But how about the possibility of foreseeing what the decision of the court will be? In what cases is such foresight actually attained under the technical method? Apparently in those few cases only in which the law is so clear and definite that there is really no need of searching for it. In cases of this sort, however, the method of free decision would make no change, for it would come into play merely when there is no clear provision in the formulated law. There is good reason to claim that a better guaranty for certainty of the law than by the technical method may be found in a method of free decision-bound only by judicial precedents, but not beyond that. Even to-day, a judge feels greater assurance when he can refer to a series of adjudications than when he has nothing but a construction of the statute which may at any time be upset by some other artist in construction.

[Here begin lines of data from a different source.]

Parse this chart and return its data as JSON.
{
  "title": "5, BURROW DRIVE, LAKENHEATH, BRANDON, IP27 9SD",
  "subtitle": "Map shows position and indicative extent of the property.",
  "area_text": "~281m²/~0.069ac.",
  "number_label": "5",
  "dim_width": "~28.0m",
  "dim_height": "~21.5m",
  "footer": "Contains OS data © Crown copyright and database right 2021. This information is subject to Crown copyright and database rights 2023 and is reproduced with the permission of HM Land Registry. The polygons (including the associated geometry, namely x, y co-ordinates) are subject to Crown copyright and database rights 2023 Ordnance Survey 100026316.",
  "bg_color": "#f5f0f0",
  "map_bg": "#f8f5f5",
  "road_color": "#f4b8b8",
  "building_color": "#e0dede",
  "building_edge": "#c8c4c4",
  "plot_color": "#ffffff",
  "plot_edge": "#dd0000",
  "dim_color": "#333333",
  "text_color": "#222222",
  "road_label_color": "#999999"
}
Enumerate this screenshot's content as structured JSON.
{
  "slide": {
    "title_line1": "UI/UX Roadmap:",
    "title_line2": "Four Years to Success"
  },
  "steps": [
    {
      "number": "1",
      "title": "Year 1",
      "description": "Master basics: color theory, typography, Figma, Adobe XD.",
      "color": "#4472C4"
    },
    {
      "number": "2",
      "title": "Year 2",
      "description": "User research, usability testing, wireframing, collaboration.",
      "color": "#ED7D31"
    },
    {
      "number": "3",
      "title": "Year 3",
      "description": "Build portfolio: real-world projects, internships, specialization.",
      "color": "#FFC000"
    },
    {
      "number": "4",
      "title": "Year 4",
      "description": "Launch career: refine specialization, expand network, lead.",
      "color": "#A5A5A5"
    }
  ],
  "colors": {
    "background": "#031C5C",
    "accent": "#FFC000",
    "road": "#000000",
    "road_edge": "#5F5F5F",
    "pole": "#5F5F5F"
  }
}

On still another ground, however, one may venture to call the method of legal technicalism nothing less than the sin against the Holy Spirit. For this method has obscured our eyes to the only true principle at the foundation not merely of a certain and unbiased administration of justice, but also of a justice dominated by great ideals: There is no guaranty of justice except the personality of the judge. By making legislation the center of our system of law, and by nothing else, has it been possible to hide for so long a period the recognition of the simple truth that the greatest task that can be given a man to discharge, Justice, requires a standard of mental and moral greatness far above the common average. Thus, and thus only, can people fail to see that for such a task a man is not fit merely because by examination and a little practice he has proved that he can, after a fashion, find his way through the sections of a code.

Even mistakes have a logic of their own. When the code sections were made the guardians, so to speak, of legal certainty, other guardians had to be installed to see that the guardians did their duty. Thus came about the system of appellate courts, one above the other, and the baleful practice of having courts of plural judges, in which the several judicial individualities either neutralize each other or vanish in mere corporate responsibility. Such was the origin of the modern impersonal courts of the European continent, which are radically different from those of the Romans, and also from those of the English, among whom the first men of the nation count it the greatest of honors to be called upon the bench.6 Anybody who realizes how with us an unproductive dialectical smartness is considered the highest proof of legal skill can hardly understand why the Romans had such a high regard for legal learning, and why they should describe it as "vera philosophia" and "divinarum atque humanarum rerum notitia."